Sampai Kapan Menunggu?

1.5K 197 58
                                    

"Dengan Bu Wafa?" tanya pengemudi ketika ia membuka kaca mobil.

"Iya, betul, Pak." Wafa yang baru saja mengunci pagar langsung mendekat ke Avanza silver dan membuka pintu bagian tengah.

"Selamat sore, Bu," sapa pengemudi ketika Wafa masuk.

"Sore, Pak." Wafa meletakkan tas di samping lalu mengenakan tali pengaman.

"Rumah Sakit Bersalin, ya, Bu?" tanya pengemudi sembari mengecek map di ponselnya.
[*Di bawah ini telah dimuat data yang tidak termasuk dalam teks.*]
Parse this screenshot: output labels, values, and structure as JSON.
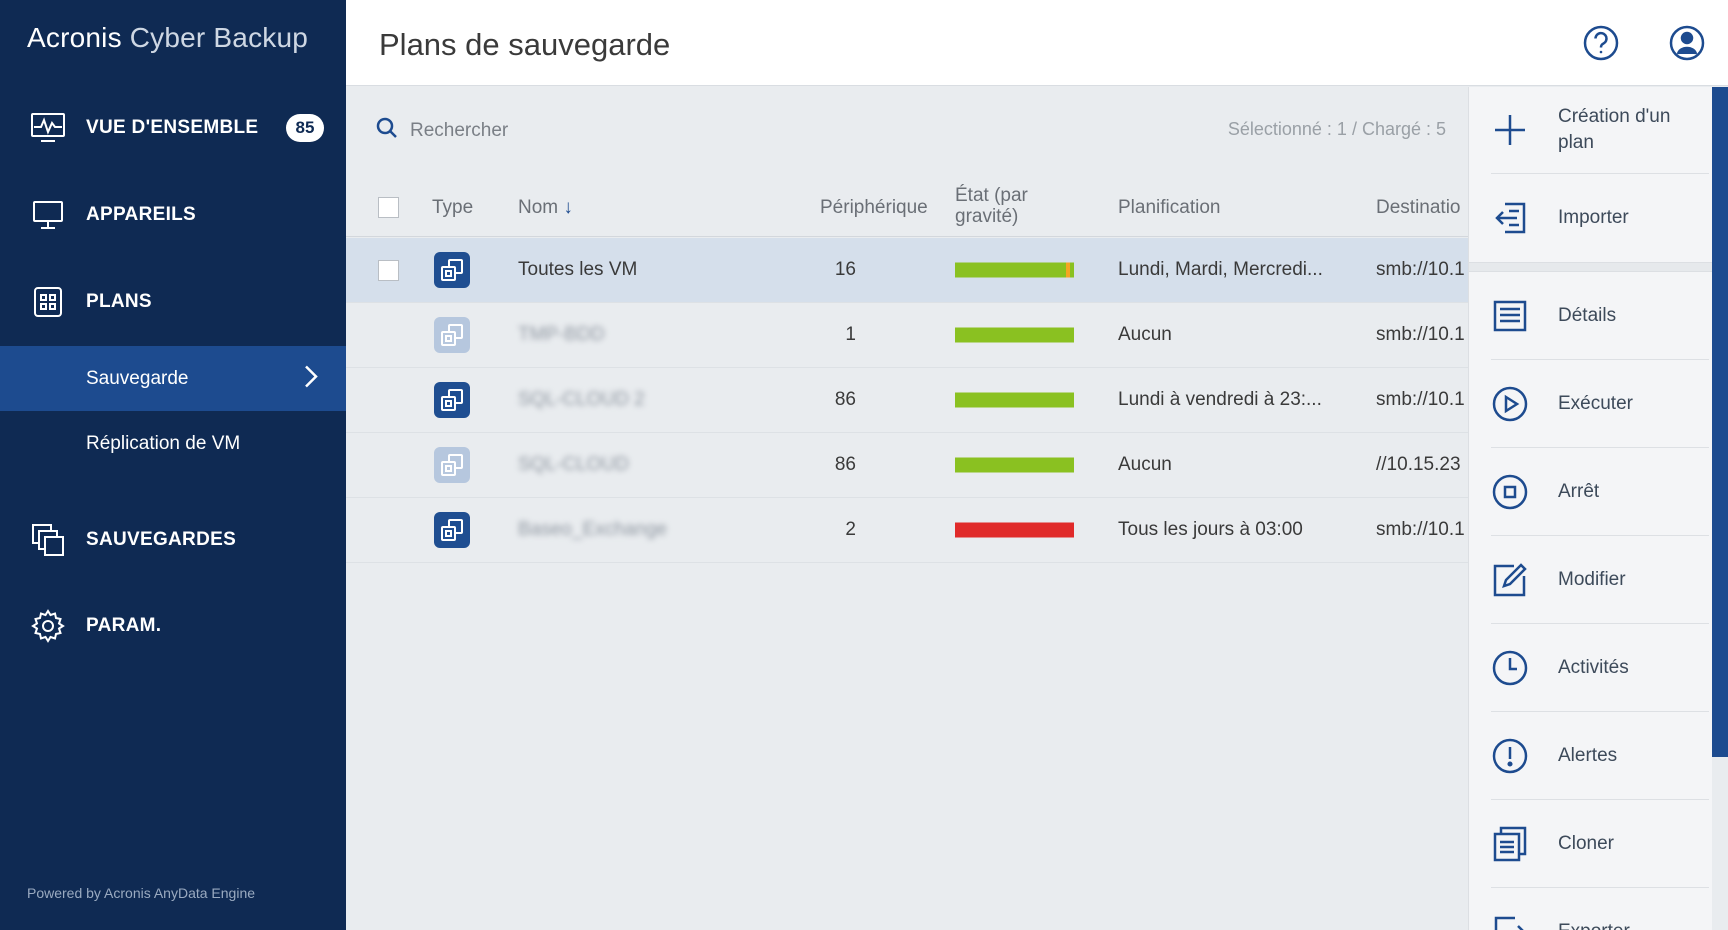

"Iya, Pak." Wafa mengeluarkan ponsel dari tas, memberi kabar ke perawatnya kalau ia dalam perjalanan. Setelahnya ia becermin di ponsel, merapikan kembali kerudung yang ia pakai secara terburu-buru, karena mobilnya keburu datang.

Ada notifikasi masuk ke ponsel, dari ibunya.

"Assalamu'alaikum. Wafa, pekan depan bisa temani Ibu ke IKEA, ada yang mau Ibu beli."

"Wa'alaikumussalam. Pekan depan Wafa nggak bisa, Bu. Ada jadwal praktik."

"Ooo... ya sudah. Tapi jangan lupa loh dua pekan lagi ke rumah."

"Iya, Bu, insya Allah."

Sebenarnya malas untuk hadir, tetapi ia tidak bisa mengelak terus menerus.

"Mau jenguk temannya, ya, Bu?" Sang pengemudi mencari bahan pembicaraan dengan penumpangnya.

Wafa yang sedang asyik menonton drama di ponselnya tidak mendengar jelas. Ia membuka satu earphone-nya. "Kenapa, Pak?" ulangnya.

"Mau jenguk temannya di rumah sakit?"

Wafa tertegun sejenak. "Eh, nggak, Pak," jawabnya. "Saya kerja di sana."

"Wah, hebat kerja di rumah sakit," balas sang pengemudi. "Perawat ya, Bu?"

"Bukan, Pak. Saya dokter."

"Masih muda sudah jadi dokter, saya pikir tadi baru selesai kuliah," sahutnya seraya tertawa kecil.

Wafa tersenyum simpul. Wajah baby face-nya memang menipu banyak orang. Kalau tahu usia sebenarnya, banyak yang tidak percaya. Ia melirik sang pengemudi dari kaca spion, sepertinya sudah lewat setengah baya. Selain rambut yang sudah memutih, banyak kerut di wajahnya.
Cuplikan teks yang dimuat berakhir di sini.